AI-rewrites the medical criteria so a patient or caregiver can understand them. Always confirm with the trial site.
Inclusion Criteria:
* Patient consent and signature of approved consent form.
* Age greater than 55 years and postmenopausal.
* Life expectancy of at least ten years
* Stage 0 or I breast cancer. Tumour size \< 2 cm.
* Invasive cancer must be pathologic grade 1 or 2
* Histology must be either Ductal Carcinoma In Situ or invasive ductal adenocarcinoma of the breast.
* Tumour removed by lumpectomy with clear margins (DCIS and invasive).
* Unifocal disease
* For invasive breast cancer, axillary staging by either sentinel node biopsy or axillary dissection (minimum of 6 axillary nodes). Not required for DCIS.
* Brachytherapy generally should be performed within 16 weeks of the last surgery (lumpectomy, re-excision of margins, or axillary staging procedure). If \> 16 weeks, will be assessed on case-by-case basis, based on seroma visibility and the presence of surgical clips in the tumour bed.
* Tumour must be Estrogen Receptor positive.
* The lumpectomy cavity (seroma) must be clearly delineated by ultrasound and CT and should be \< 3 cm diameter (equivalent sphere) resulting in a maximum of 125 cc planning target volume (PTV).
* Breast seed implant must be considered technically deliverable by interstitial brachytherapy by the attending radiation oncologist and must be a minimum 2-plane implant.
* If prior non-breast malignancies, must have been disease-free for 5 or more years. Time limit waived for carcinoma in-situ of the cervix or colon, melanoma i…
Questions worth asking your doctor
Bring these to your next appointment. They're a starting point for a shared conversation — not a sign you qualify or a recommendation to enrol.
1Based on my diagnosis and history, is this trial worth exploring for me — or is there a standard treatment we should try first?
2What does this trial's phase tell us about how much is already known about its safety and benefit?
3What would taking part actually involve for me — visits, tests, time, and travel?
4What are the known and possible risks or side effects I should weigh, and how would they be monitored?
5If this trial isn't the right fit, what other options or trials would you suggest I look into?
Generated to help you prepare — always confirm anything about your own eligibility and care with the study team and your doctor.
Questions for the trial coordinator
The trial coordinator is the person who runs the study day to day. These cover the practical side — logistics, costs, and what taking part would actually mean for your life.
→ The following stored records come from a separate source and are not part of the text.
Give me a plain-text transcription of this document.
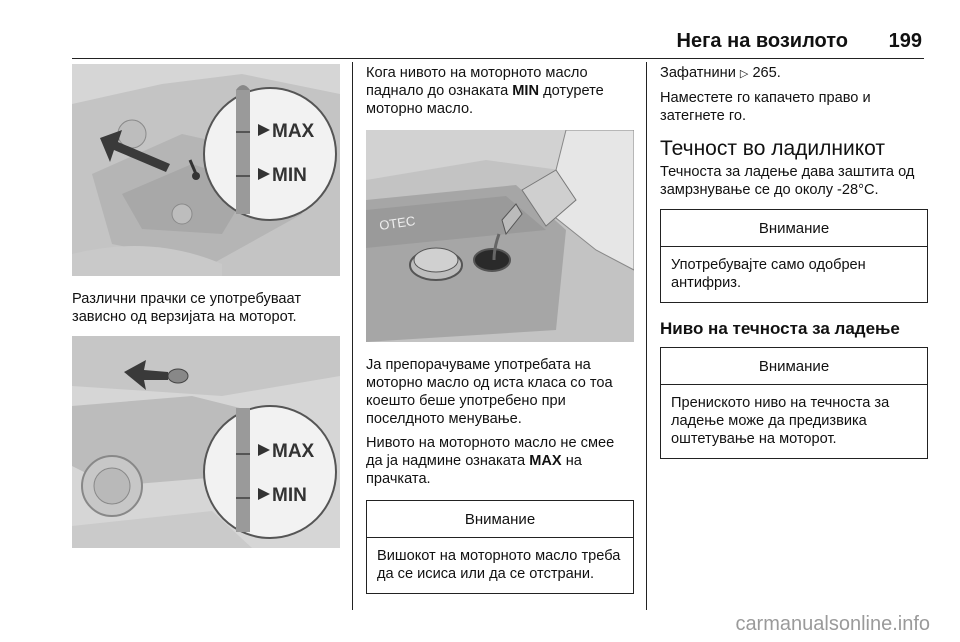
Нега на возилото 199
MAX
MIN

Различни прачки се употребуваат зависно од верзијата на моторот.

MAX
MIN

Кога нивото на моторното масло паднало до ознаката MIN дотурете моторно масло.

OTEC

Ја препорачуваме употребата на моторно масло од иста класа со тоа коешто беше употребено при поселдното менување.

Нивото на моторното масло не смее да ја надмине ознаката MAX на прачката.

Внимание
Вишокот на моторното масло треба да се исиса или да се отстрани.

Зафатнини ▷ 265.

Наместете го капачето право и затегнете го.

Течност во ладилникот

Течноста за ладење дава заштита од замрзнување се до околу -28°C.

Внимание
Употребувајте само одобрен антифриз.
Ниво на течноста за ладење
Внимание
Прениското ниво на течноста за ладење може да предизвика оштетување на моторот.
carmanualsonline.info
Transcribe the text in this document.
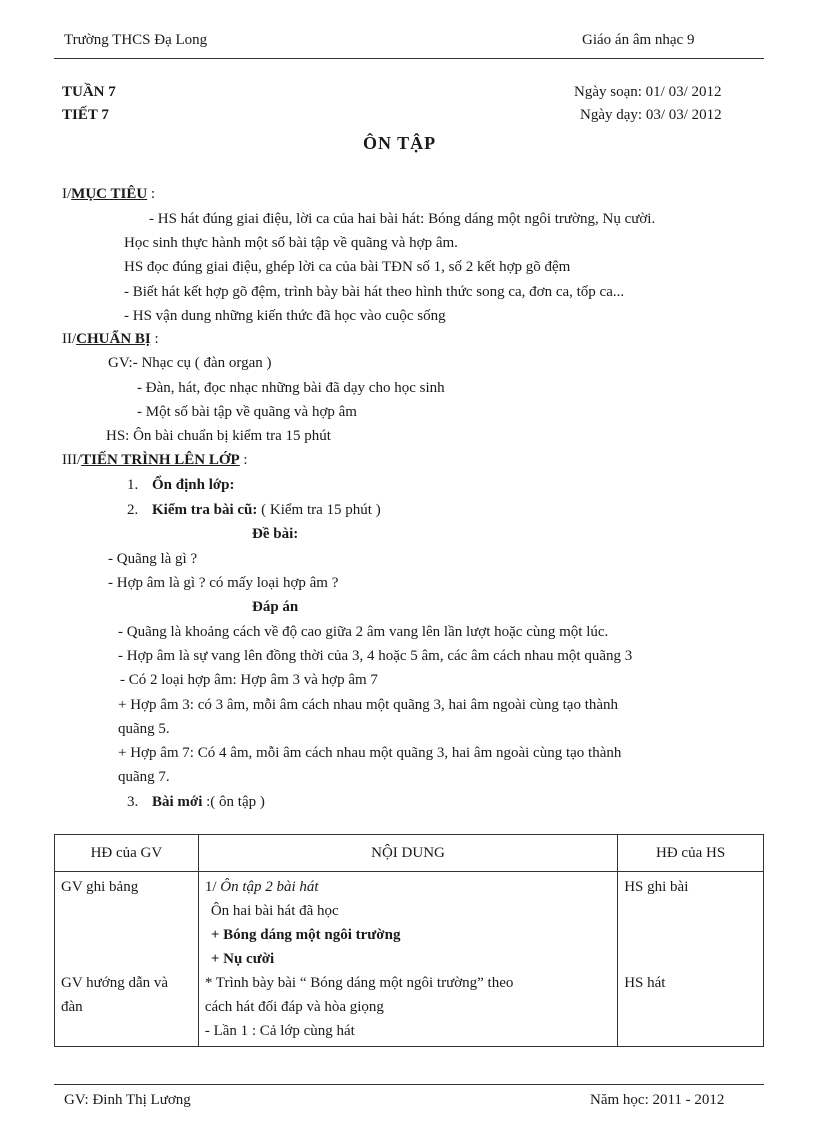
Trường THCS Đạ Long	Giáo án âm nhạc 9
TUẦN 7
TIẾT 7
Ngày soạn: 01/ 03/ 2012
Ngày dạy: 03/ 03/ 2012
ÔN TẬP
I/MỤC TIÊU :
- HS hát đúng giai điệu, lời ca của hai bài hát: Bóng dáng một ngôi trường, Nụ cười.
Học sinh thực hành một số bài tập về quãng và hợp âm.
HS đọc đúng giai điệu, ghép lời ca của bài TĐN số 1, số 2 kết hợp gõ đệm
- Biết hát kết hợp gõ đệm, trình bày bài hát theo hình thức song ca, đơn ca, tốp ca...
- HS vận dung những kiến thức đã học vào cuộc sống
II/CHUẨN BỊ :
GV:- Nhạc cụ ( đàn organ )
- Đàn, hát, đọc nhạc những bài đã dạy cho học sinh
- Một số bài tập về quãng và hợp âm
HS: Ôn bài chuẩn bị kiểm tra 15 phút
III/TIẾN TRÌNH LÊN LỚP :
1. Ổn định lớp:
2. Kiểm tra bài cũ: ( Kiểm tra 15 phút )
Đề bài:
- Quãng là gì ?
- Hợp âm là gì ? có mấy loại hợp âm ?
Đáp án
- Quãng là khoảng cách về độ cao giữa 2 âm vang lên lần lượt hoặc cùng một lúc.
- Hợp âm là sự vang lên đồng thời của 3, 4 hoặc 5 âm, các âm cách nhau một quãng 3
- Có 2 loại hợp âm: Hợp âm 3 và hợp âm 7
+ Hợp âm 3: có 3 âm, mỗi âm cách nhau một quãng 3, hai âm ngoài cùng tạo thành
quãng 5.
+ Hợp âm 7: Có 4 âm, mỗi âm cách nhau một quãng 3, hai âm ngoài cùng tạo thành
quãng 7.
3. Bài mới :( ôn tập )
HĐ của GV	NỘI DUNG	HĐ của HS

GV ghi bảng	1/ Ôn tập 2 bài hát
Ôn hai bài hát đã học
+ Bóng dáng một ngôi trường
+ Nụ cười	HS ghi bài

GV hướng dẫn và
đàn	* Trình bày bài “ Bóng dáng một ngôi trường” theo
cách hát đối đáp và hòa giọng
- Lần 1 : Cả lớp cùng hát	HS hát
GV: Đinh Thị Lương	Năm học: 2011 - 2012
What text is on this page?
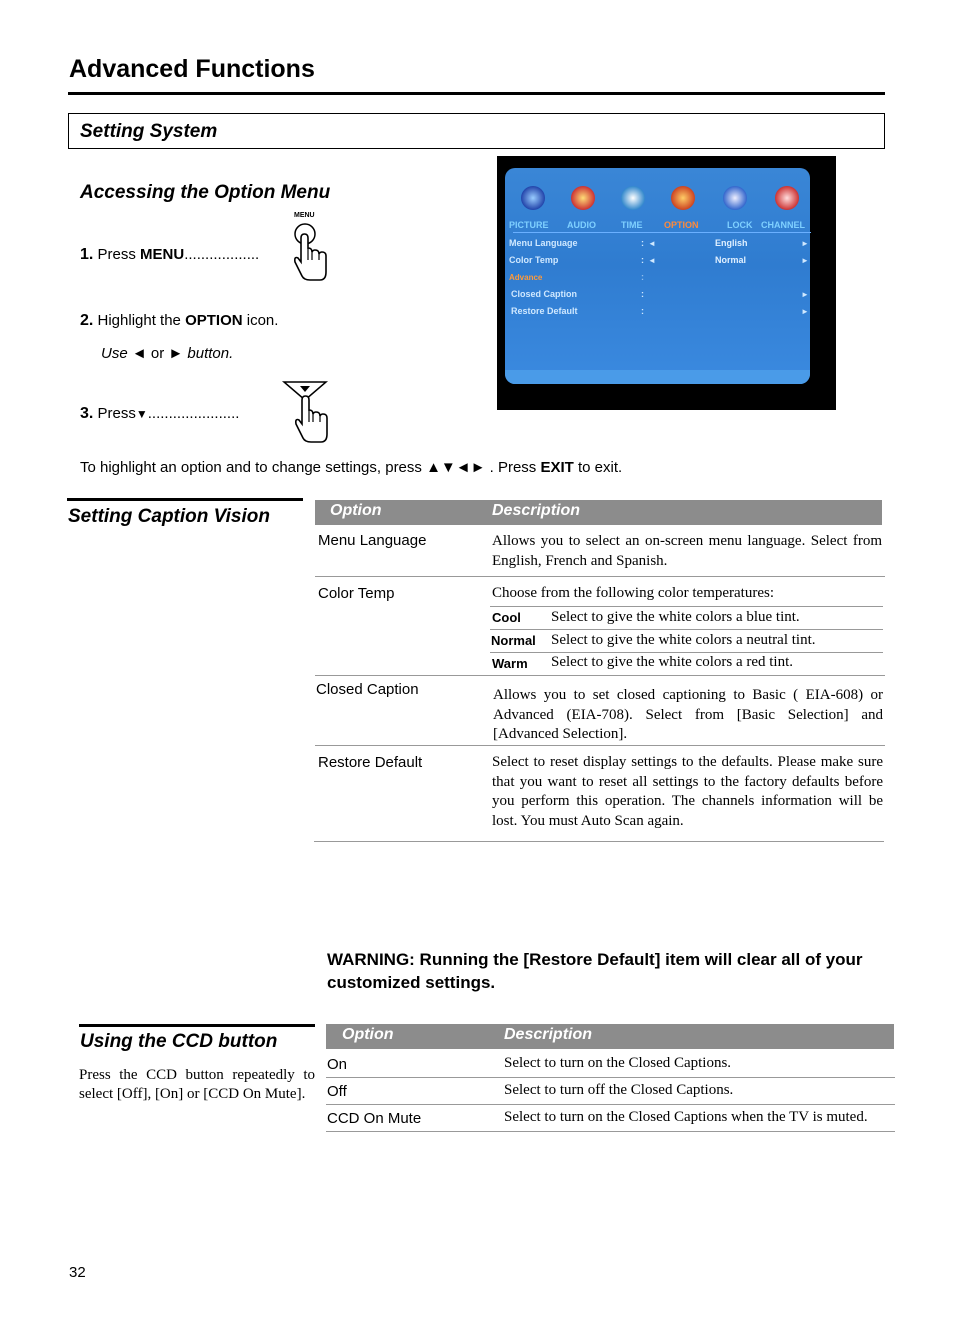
Advanced Functions
Setting System
Accessing the Option Menu
1. Press MENU..................
MENU
2. Highlight the OPTION icon.
Use ◄ or ► button.
3. Press▼......................
To highlight an option and to change settings, press ▲▼◄► . Press EXIT to exit.
PICTURE AUDIO	TIME OPTION	LOCK CHANNEL
Menu Language	: ◄	English	►
Color Temp	: ◄	Normal	►
Advance	:
Closed Caption	:	►
Restore Default	:	►
Setting Caption Vision	Option	Description
Menu Language	Allows you to select an on-screen menu language. Select from English, French and Spanish.
Color Temp	Choose from the following color temperatures:
Cool Select to give the white colors a blue tint.
Normal Select to give the white colors a neutral tint.
Warm Select to give the white colors a red tint.
Closed Caption	Allows you to set closed captioning to Basic ( EIA-608) or Advanced (EIA-708). Select from [Basic Selection] and [Advanced Selection].
Restore Default	Select to reset display settings to the defaults. Please make sure that you want to reset all settings to the factory defaults before you perform this operation. The channels information will be lost. You must Auto Scan again.
WARNING: Running the [Restore Default] item will clear all of your customized settings.
Using the CCD button
Press the CCD button repeatedly to select [Off], [On] or [CCD On Mute].
Option	Description
On	Select to turn on the Closed Captions.
Off	Select to turn off the Closed Captions.
CCD On Mute	Select to turn on the Closed Captions when the TV is muted.
32
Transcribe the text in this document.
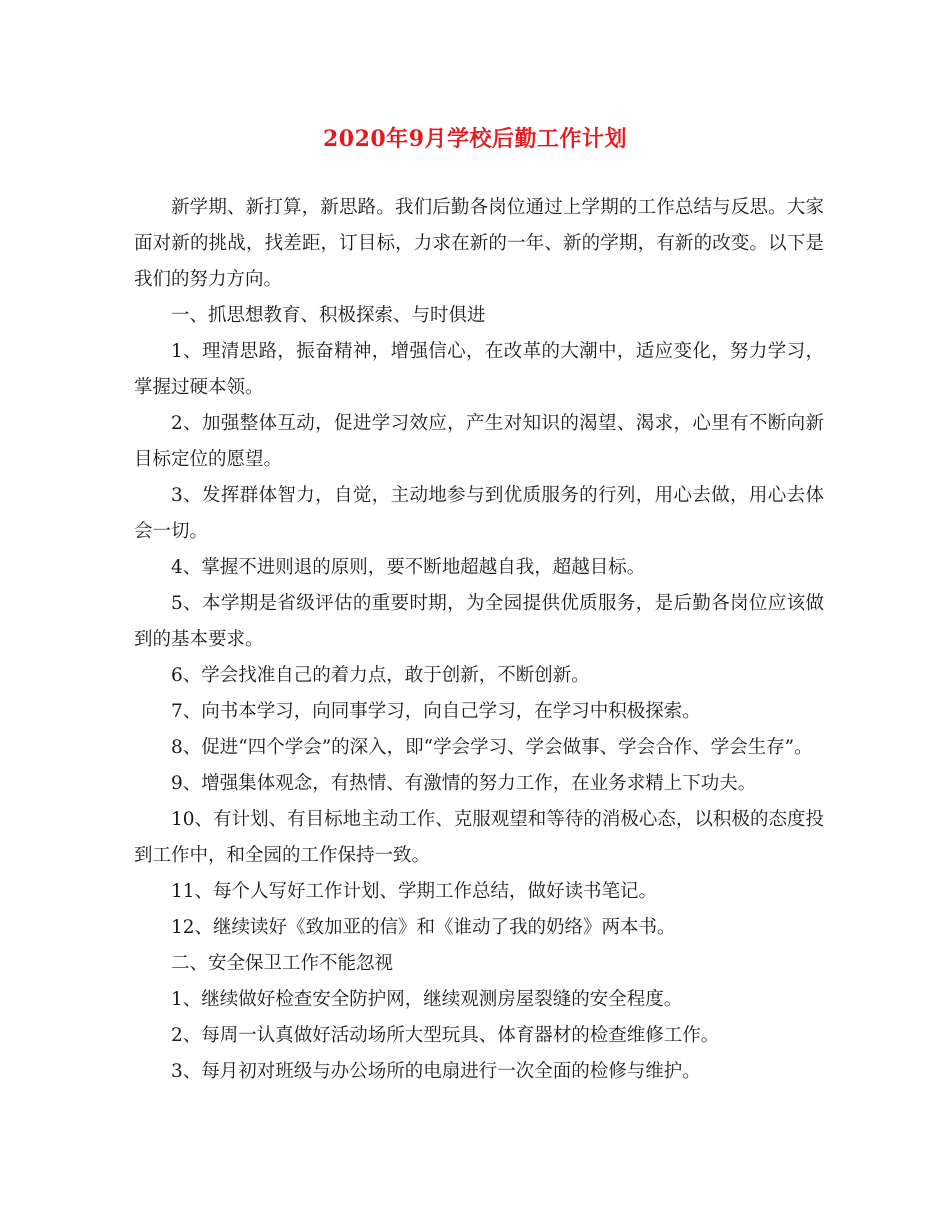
2020年9月学校后勤工作计划

新学期、新打算，新思路。我们后勤各岗位通过上学期的工作总结与反思。大家面对新的挑战，找差距，订目标，力求在新的一年、新的学期，有新的改变。以下是我们的努力方向。

一、抓思想教育、积极探索、与时俱进

1、理清思路，振奋精神，增强信心，在改革的大潮中，适应变化，努力学习，掌握过硬本领。

2、加强整体互动，促进学习效应，产生对知识的渴望、渴求，心里有不断向新目标定位的愿望。

3、发挥群体智力，自觉，主动地参与到优质服务的行列，用心去做，用心去体会一切。

4、掌握不进则退的原则，要不断地超越自我，超越目标。

5、本学期是省级评估的重要时期，为全园提供优质服务，是后勤各岗位应该做到的基本要求。

6、学会找准自己的着力点，敢于创新，不断创新。

7、向书本学习，向同事学习，向自己学习，在学习中积极探索。

8、促进“四个学会”的深入，即“学会学习、学会做事、学会合作、学会生存”。

9、增强集体观念，有热情、有激情的努力工作，在业务求精上下功夫。

10、有计划、有目标地主动工作、克服观望和等待的消极心态，以积极的态度投到工作中，和全园的工作保持一致。

11、每个人写好工作计划、学期工作总结，做好读书笔记。

12、继续读好《致加亚的信》和《谁动了我的奶络》两本书。

二、安全保卫工作不能忽视

1、继续做好检查安全防护网，继续观测房屋裂缝的安全程度。

2、每周一认真做好活动场所大型玩具、体育器材的检查维修工作。

3、每月初对班级与办公场所的电扇进行一次全面的检修与维护。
The study team confirms whether you meet the criteria; these are questions to ask, not a sign you qualify.
1What does taking part actually involve week to week — how many visits, where, and how long does each one take?
2What costs are covered by the study, and what might I have to pay for myself, including travel, parking, or time off work?
3What happens during screening, and what happens if the study team confirms I don't meet the criteria after those tests?
4Who pays for the scans, blood work, and other tests the trial requires — the study, my insurance, or me?
5How will being in the trial affect my regular care, and will my own doctor stay informed and involved?
6Can I leave the trial at any point if I change my mind, and what would happen to my care if I do?
A starting point for the conversation — always confirm anything about your own eligibility, costs, and care with the study team and your doctor.